La première erreur est d’avoir traité l’économie russe en quantité négligeable. Pour résumer ce sentiment, M. Clément Beaune, alors secrétaire d’État en charge des affaires européennes, déclarait en février 2022 : « La Russie, c’est le PIB de l’Espagne. » L’affirmation est à la fois approximative et réductrice. Selon la Banque mondiale, le PIB nominal de ce pays se situait au huitième rang en 2022 (quinzième place pour l’Espagne) tandis que, calculée en parité de pouvoir d’achat (PIB PPA), l’économie russe se hissait au cinquième rang mondial, juste devant l’Allemagne. En outre, la taille d’une économie ne reflète qu’imparfaitement la puissance d’un pays. Malgré des faiblesses par ailleurs incontestables comme sa dépendance à la rente pétrolière et gazière, Moscou occupe une place de premier plan dans de nombreux secteurs stratégiques : l’un des trois principaux pays producteurs et exportateurs d’hydrocarbures, de métaux non ferreux et de céréales, la Russie est aussi le premier exportateur de centrales nucléaires et l’une des trois principales puissances spatiales. En 2023, elle a effectué dix-neuf lancements spatiaux, contre seulement trois pour l’Europe dans son ensemble. Sa production d’électricité, un indicateur avancé couramment utilisé pour mesurer la puissance industrielle, la place au quatrième rang mondial, derrière la Chine, les États-Unis et l’Inde. Une fois ces quelques données en tête, on est moins étonné de constater que la Russie produit actuellement plus d’obus que l’ensemble des pays occidentaux réunis.
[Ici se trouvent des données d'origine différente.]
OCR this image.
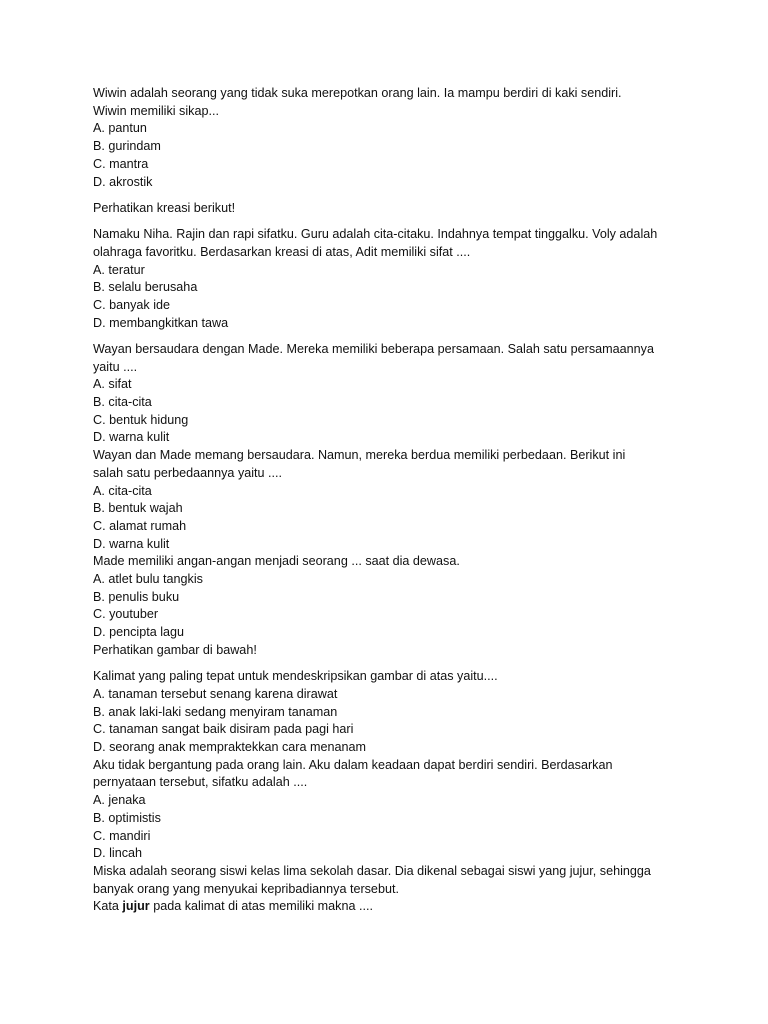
Wiwin adalah seorang yang tidak suka merepotkan orang lain. Ia mampu berdiri di kaki sendiri.

Wiwin memiliki sikap...

A. pantun

B. gurindam

C. mantra

D. akrostik

Perhatikan kreasi berikut!

Namaku Niha. Rajin dan rapi sifatku. Guru adalah cita-citaku. Indahnya tempat tinggalku. Voly adalah

olahraga favoritku. Berdasarkan kreasi di atas, Adit memiliki sifat ....

A. teratur

B. selalu berusaha

C. banyak ide

D. membangkitkan tawa

Wayan bersaudara dengan Made. Mereka memiliki beberapa persamaan. Salah satu persamaannya

yaitu ....

A. sifat

B. cita-cita

C. bentuk hidung

D. warna kulit

Wayan dan Made memang bersaudara. Namun, mereka berdua memiliki perbedaan. Berikut ini

salah satu perbedaannya yaitu ....

A. cita-cita

B. bentuk wajah

C. alamat rumah

D. warna kulit

Made memiliki angan-angan menjadi seorang ... saat dia dewasa.

A. atlet bulu tangkis

B. penulis buku

C. youtuber

D. pencipta lagu

Perhatikan gambar di bawah!

Kalimat yang paling tepat untuk mendeskripsikan gambar di atas yaitu....

A. tanaman tersebut senang karena dirawat

B. anak laki-laki sedang menyiram tanaman

C. tanaman sangat baik disiram pada pagi hari

D. seorang anak mempraktekkan cara menanam

Aku tidak bergantung pada orang lain. Aku dalam keadaan dapat berdiri sendiri. Berdasarkan

pernyataan tersebut, sifatku adalah ....

A. jenaka

B. optimistis

C. mandiri

D. lincah

Miska adalah seorang siswi kelas lima sekolah dasar. Dia dikenal sebagai siswi yang jujur, sehingga

banyak orang yang menyukai kepribadiannya tersebut.

Kata jujur pada kalimat di atas memiliki makna ....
Les élites russes sont largement perçues comme incompétentes du fait d’un système politique fondé sur la corruption et le népotisme. Si ces dimensions ne sont évidemment pas infondées, elles ne résument pas la réalité de ce pays. Depuis une dizaine d’années, le président Vladimir Poutine a procédé à un vaste renouvellement des élites politiques et administratives tant au niveau des exécutifs des régions qu’au sein du gouvernement fédéral. Il s’agit de technocrates ayant fait leurs preuves dans le secteur privé ou dans leurs administrations d’origine. Cette politique a été mise en œuvre par M. Sergueï Kirienko : issu du camp libéral, il a transformé Rosatom en géant mondial du nucléaire avant de devenir chef adjoint de la puissante administration présidentielle en 2016. Dans un article publié dans Foreign Affairs, Alexandra Prokopenko, chercheuse à la Fondation Carnegie, par ailleurs très critique sur la situation en Russie, affirme que « l’économie russe est dirigée par des technocrates compétents et [que]Poutine écoute leur opinion (1) ».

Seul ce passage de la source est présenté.